Saturday, September 21, 2013

What epilepsy is-classic Neurodivergence

Epilepsy isn't just seizures.

Epilepsy is always having to be vigilant.
Epilepsy is knowing every escape route in case of a seizure.
Epilepsy is having to carry a first aid card, an ICE sheet, and wear a medicalert.
Epilepsy is doing all that, knowing all too well that no one actually looks.
Epilepsy is hoping people don't run away the first time you have a seizure.
Epilepsy is always being told that 'there are meds for that'.
Epilepsy is always having to be aware of potential flashing lights.
Epilepsy is having to choose between leaving a place & risking the lights.
Epilepsy is teaching other people how to turn off their red eye reduction flashes.
Epilepsy is having to explain why that matters.
Epilepsy is people telling you that your safety is less important than their picture.
Epilepsy is being yelled at for advocating for yourself.
Epilepsy is being yelled at for not advocating firmly enough.
Epilepsy is being yelled at for not being able to be diplomatic about how someone is hurting you NOW.
Epilepsy is being told you don't have a real disability.
Epilepsy is often being disabled by the very people who tell you that.
Epilepsy is spending days making arrangements so an event is accessable.
Epilepsy is having those agreements be broken, ruining your weekend.
Epilepsy is being expected to thank people for almost making an agreement.
Epilepsy is being yelled at for saying “you could have done better”.
Epilepsy is being expected to be nice about them trying, even if you just had a seizure that they caused.
Epilepsy is people telling you to stay in your house if others cause dangers.
Epilepsy is people thinking you are being too cautious by avoiding people known to be ableist.
Epilepsy is not knowing how many flashes will be a problem, but that whether 2 or 20, it's coming.
Epilepsy is having to educate people unwilling to learn, and doing so while you are at your worst.
Epilepsy is not being believed about your needs until you are in a drastic situation no one was willing to be ready for.
Epilepsy is being expected to be grateful when people almost treat you as a real person.
Epilepsy is knowing they don't think you are a real person.
Epilepsy is always hearing “you are an extreme minority so you don't matter”.
Epilepsy is hearing that from another minority who should get it.
Epilepsy is being unable to win, ever, because the rules keep changing, and giving up is losing too.

1 comment:

  1. I knew someone with seizures and from her complaints/my observations...

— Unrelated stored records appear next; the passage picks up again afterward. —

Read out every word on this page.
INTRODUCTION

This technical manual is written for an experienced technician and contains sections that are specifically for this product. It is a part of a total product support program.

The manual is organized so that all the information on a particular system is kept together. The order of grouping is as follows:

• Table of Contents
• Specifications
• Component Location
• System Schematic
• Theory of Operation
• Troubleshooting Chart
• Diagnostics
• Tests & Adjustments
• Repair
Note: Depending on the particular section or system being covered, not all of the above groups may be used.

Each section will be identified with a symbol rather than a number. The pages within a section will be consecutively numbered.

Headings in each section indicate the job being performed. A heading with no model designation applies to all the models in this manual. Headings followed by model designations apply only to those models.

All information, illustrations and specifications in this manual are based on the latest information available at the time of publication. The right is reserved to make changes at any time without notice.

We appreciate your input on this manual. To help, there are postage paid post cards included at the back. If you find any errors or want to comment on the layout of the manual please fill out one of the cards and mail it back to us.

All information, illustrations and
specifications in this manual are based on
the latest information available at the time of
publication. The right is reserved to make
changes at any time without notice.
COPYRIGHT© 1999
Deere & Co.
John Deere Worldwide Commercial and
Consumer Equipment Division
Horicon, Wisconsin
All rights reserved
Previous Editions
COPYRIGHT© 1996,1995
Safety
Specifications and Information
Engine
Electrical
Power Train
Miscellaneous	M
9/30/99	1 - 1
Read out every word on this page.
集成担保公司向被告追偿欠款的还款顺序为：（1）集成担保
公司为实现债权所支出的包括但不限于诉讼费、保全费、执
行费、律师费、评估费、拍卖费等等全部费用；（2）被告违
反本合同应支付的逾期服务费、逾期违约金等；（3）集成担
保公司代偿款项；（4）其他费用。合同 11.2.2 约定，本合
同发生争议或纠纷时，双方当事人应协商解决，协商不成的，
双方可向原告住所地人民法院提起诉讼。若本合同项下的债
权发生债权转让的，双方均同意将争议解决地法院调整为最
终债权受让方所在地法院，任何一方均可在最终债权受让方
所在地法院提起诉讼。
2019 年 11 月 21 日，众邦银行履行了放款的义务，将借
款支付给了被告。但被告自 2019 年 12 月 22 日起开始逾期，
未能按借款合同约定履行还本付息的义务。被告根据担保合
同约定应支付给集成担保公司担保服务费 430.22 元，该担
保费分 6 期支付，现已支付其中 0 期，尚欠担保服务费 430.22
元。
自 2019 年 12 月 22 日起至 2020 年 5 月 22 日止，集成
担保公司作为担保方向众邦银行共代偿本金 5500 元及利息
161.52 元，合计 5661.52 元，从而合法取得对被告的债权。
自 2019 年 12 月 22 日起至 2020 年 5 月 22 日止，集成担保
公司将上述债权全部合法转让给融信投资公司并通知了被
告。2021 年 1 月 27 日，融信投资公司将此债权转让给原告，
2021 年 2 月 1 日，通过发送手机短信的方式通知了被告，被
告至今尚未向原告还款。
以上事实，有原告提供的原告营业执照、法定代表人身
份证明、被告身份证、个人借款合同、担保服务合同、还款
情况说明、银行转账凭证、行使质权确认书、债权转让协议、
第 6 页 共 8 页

    It's being repetitively told you can't live on your own, even though you've successfully lived on your own for years, that you should move back in with your mom, rhetorically asked what your family was thinking for letting you leave, by people who have no idea and don't care what your relationship with your family is like or why you chose to live on your own.
    It's being verbally and emotionally abused by people who think you're less than human (just like most the points on the Autism list) because your brain doesn't work like theirs and you don't socialize quite like them and it's embarrassing if they're seen with you when you have a seizure and you remind them of the disabled kids they work with and people like you aren't supposed to be their EQUAL.
    It's making "friends" who turn their backs on you the moment someone "cooler" comes along. Not just when you're 8. When you're all in your mid-twenties.
    It's futilely trying to advocate for yourself in your church, which is supposedly about love and inclusion but whose members practice it as judgment and exclusion and not bothering to try to understand.
    It's having supposedly sympathetic people patronize and disbelieve you when you talk about the extent of people's negative treatment of you.

    She always talked about wanting a larger platform to explain the prejudice against people with seizures that she experienced. I wrote that last point because, no, I didn't understand. Not until I saw it myself, which was too late. I said I supported her in speaking out and advocating for herself, but I didn't feel like it affected me, like it should challenge my assumptions and my behaviors. In reality, smiling and speaking empty words like that is more like UNDERMINING someone's advocacy than supporting it.